Вместе с тем Андрей Павлович умел держать дистанцию и панибратства не допускал. Встретив во дворе меня или маму, он вежливо раскланивался, но в разговоры не вступал. Правда, на мою свадьбу прийти не отказался, явился с огромным букетом роз и корзиной, в которой лежали бутылки дорогого вина и коробки шоколадных конфет. Был неузнаваем: танцевал, шутил, ухаживал за моими подругами и всех очаровал. Даже невесту с женихом невольно потеснил на второй план. А наутро снова был величествен и недосягаем.

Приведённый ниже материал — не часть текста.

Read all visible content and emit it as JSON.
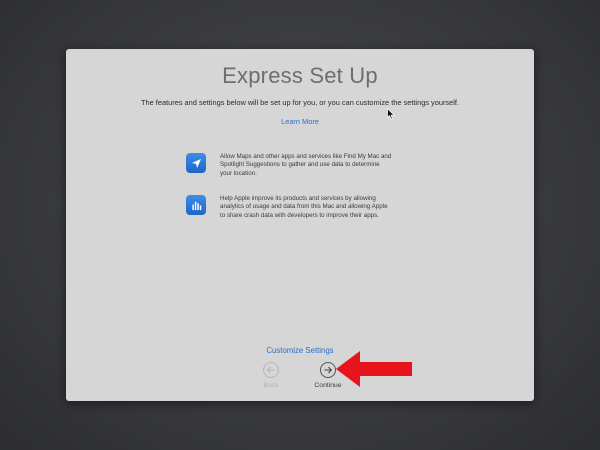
{
  "setup": {
    "title": "Express Set Up",
    "subtitle": "The features and settings below will be set up for you, or you can customize the settings yourself.",
    "learn_more": "Learn More",
    "features": [
      {
        "icon": "location-arrow-icon",
        "lines": [
          "Allow Maps and other apps and services like Find My Mac and",
          "Spotlight Suggestions to gather and use data to determine",
          "your location."
        ]
      },
      {
        "icon": "analytics-bars-icon",
        "lines": [
          "Help Apple improve its products and services by allowing",
          "analytics of usage and data from this Mac and allowing Apple",
          "to share crash data with developers to improve their apps."
        ]
      }
    ],
    "customize_settings": "Customize Settings",
    "back_label": "Back",
    "continue_label": "Continue"
  },
  "colors": {
    "accent_blue": "#2c6fc9",
    "annotation_arrow": "#e8141b",
    "window_bg": "#d6d6d6"
  }
}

Жил он один. Правда, в том же подъезде на первом этаже жила женщина, которая вела его хозяйство. В доме все знали, что она не только заботится об Андрее Павловиче, но иногда остается у него ночевать. Однако когда как-то в разговоре упомянули его жену, имея в виду эту самую экономку, он спокойно отрезал: «У меня нет жены».